Their doubt seeped into me. I started to believe them. Maybe I was making it up. Maybe the pain was just in my head. For the next few years, I learned to live with it - or at least, I tried. The pain would bring me to tears, sometimes forcing me to curl up on the forest floor while walking my dog. It was ruining my life, but I didn’t know how to advocate for myself.
In 2022, everything began to change. Therapy taught me about confidence and self-worth, things I hadn’t really allowed myself to feel. I’d been raised to keep my struggles quiet, but now I was learning to speak up. Slowly, I started listening to the tiny voice inside me that insisted my pain was real.
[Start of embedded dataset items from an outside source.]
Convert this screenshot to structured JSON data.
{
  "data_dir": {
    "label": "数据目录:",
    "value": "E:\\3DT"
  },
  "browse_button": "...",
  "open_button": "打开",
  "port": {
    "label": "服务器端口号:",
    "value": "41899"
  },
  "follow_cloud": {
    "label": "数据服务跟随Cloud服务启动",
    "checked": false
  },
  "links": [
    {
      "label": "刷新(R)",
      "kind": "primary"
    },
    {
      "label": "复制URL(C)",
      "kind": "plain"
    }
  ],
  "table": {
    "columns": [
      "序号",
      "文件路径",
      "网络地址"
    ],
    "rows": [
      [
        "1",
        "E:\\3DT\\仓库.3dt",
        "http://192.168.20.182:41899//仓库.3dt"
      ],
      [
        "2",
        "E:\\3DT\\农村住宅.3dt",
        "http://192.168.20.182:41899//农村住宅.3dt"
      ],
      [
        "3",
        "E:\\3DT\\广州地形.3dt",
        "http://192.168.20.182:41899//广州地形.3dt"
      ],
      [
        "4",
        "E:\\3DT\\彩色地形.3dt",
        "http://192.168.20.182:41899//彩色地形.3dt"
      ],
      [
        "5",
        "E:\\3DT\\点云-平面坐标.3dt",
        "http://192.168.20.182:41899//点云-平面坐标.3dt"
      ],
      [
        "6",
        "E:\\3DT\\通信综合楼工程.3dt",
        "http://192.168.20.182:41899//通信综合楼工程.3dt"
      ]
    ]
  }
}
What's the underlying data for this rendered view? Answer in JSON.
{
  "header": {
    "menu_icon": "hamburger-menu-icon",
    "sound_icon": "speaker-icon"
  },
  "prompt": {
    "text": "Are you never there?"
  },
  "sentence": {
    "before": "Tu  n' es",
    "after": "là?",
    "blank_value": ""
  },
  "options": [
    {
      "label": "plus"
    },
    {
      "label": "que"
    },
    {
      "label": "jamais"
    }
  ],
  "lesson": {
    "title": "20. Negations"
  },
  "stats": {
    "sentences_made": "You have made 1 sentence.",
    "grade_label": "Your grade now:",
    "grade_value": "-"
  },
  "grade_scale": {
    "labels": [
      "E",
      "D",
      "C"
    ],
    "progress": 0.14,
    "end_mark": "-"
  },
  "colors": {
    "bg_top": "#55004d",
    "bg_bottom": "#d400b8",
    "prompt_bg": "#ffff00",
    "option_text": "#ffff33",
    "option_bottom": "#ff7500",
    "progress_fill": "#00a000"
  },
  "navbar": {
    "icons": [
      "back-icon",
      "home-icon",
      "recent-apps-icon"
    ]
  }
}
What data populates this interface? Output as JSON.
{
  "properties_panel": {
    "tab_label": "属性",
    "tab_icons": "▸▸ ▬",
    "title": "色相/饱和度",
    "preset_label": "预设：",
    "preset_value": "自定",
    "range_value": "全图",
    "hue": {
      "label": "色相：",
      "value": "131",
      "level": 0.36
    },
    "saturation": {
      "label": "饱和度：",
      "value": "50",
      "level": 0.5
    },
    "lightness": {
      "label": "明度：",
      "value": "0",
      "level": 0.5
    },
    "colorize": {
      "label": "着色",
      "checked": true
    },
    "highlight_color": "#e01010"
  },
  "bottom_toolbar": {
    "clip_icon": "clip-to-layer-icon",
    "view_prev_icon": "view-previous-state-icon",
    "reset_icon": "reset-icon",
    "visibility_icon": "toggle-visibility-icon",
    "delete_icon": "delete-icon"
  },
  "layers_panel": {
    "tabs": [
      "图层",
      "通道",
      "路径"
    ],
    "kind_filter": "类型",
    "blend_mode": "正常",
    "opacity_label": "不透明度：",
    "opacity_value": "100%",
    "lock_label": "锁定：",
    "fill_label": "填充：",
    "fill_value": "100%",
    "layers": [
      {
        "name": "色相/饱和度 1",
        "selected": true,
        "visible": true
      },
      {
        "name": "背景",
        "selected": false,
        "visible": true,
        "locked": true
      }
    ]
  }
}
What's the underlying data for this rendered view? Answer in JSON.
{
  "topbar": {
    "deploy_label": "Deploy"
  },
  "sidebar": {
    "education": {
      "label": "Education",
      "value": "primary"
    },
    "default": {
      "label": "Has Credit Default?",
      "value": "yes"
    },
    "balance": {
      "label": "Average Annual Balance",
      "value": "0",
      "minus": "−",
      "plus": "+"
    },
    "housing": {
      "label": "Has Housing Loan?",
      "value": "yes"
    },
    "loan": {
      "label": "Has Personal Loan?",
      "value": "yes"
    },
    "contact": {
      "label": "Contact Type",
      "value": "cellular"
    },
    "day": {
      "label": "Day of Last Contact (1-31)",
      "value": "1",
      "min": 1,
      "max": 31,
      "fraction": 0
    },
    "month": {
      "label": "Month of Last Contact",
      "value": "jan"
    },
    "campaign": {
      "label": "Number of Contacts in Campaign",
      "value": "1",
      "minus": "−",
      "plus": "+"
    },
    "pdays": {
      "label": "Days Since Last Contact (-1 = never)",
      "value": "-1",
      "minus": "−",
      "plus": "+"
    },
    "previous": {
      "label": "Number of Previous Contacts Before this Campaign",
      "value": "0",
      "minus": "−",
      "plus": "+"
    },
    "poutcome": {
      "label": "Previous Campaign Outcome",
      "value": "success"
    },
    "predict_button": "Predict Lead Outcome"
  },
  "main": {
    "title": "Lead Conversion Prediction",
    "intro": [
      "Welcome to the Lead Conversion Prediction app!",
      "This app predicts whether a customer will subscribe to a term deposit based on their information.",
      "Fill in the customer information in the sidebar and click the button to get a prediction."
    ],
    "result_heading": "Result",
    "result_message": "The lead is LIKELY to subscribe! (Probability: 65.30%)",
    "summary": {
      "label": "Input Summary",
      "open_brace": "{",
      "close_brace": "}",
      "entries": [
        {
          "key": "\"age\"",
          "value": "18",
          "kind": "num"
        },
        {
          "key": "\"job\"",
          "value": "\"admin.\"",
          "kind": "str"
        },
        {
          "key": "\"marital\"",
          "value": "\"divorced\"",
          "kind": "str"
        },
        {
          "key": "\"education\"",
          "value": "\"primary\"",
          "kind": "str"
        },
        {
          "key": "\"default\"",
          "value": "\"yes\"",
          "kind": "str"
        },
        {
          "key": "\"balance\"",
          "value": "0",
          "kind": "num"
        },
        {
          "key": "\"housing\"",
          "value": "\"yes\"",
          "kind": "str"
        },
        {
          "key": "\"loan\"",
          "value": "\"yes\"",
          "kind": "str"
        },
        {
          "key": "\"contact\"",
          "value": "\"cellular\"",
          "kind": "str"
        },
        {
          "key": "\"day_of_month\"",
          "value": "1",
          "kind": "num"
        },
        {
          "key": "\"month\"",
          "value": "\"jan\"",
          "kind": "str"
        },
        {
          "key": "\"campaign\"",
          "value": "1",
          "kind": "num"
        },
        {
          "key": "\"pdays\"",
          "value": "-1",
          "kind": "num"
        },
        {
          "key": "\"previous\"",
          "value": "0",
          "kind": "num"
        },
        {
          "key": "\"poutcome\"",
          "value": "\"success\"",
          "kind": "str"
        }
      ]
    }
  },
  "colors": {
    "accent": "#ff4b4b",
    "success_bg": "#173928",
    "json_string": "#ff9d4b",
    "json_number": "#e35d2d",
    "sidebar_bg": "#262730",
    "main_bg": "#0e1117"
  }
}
I went to appointment after appointment, chasing answers. I kept trying, calling, showing up, and refusing to give up. Finally, in 2023, I met Dr. Sophie Hughes. She listened. She cared. She heard me. That appointment marked a turning point. From there, everything began to snowball - scans, consultations, tests, and the first whispers of a diagnosis: endometriosis.
When I discovered the word “endometriosis” online, it felt like a lightbulb moment. Reading about it on Reddit, I saw my own experiences reflected in the stories of others. I cried as I realised I wasn’t alone. After 15 years, I finally had a name for what I’d been going through.
Now, in 2025, I’m no longer weighed down by shame. I know my pain is real. I advocate for myself, and I don’t let anyone tell me otherwise. Next month, I’ll have surgery to remove the tissue that’s been causing this pain since my school days. It’s not a cure - there isn’t one - but it’s proof that what I’ve felt all along was valid.
If you’re struggling and feel like something’s wrong, don’t stop speaking up. Your pain is real, and you deserve to be heard.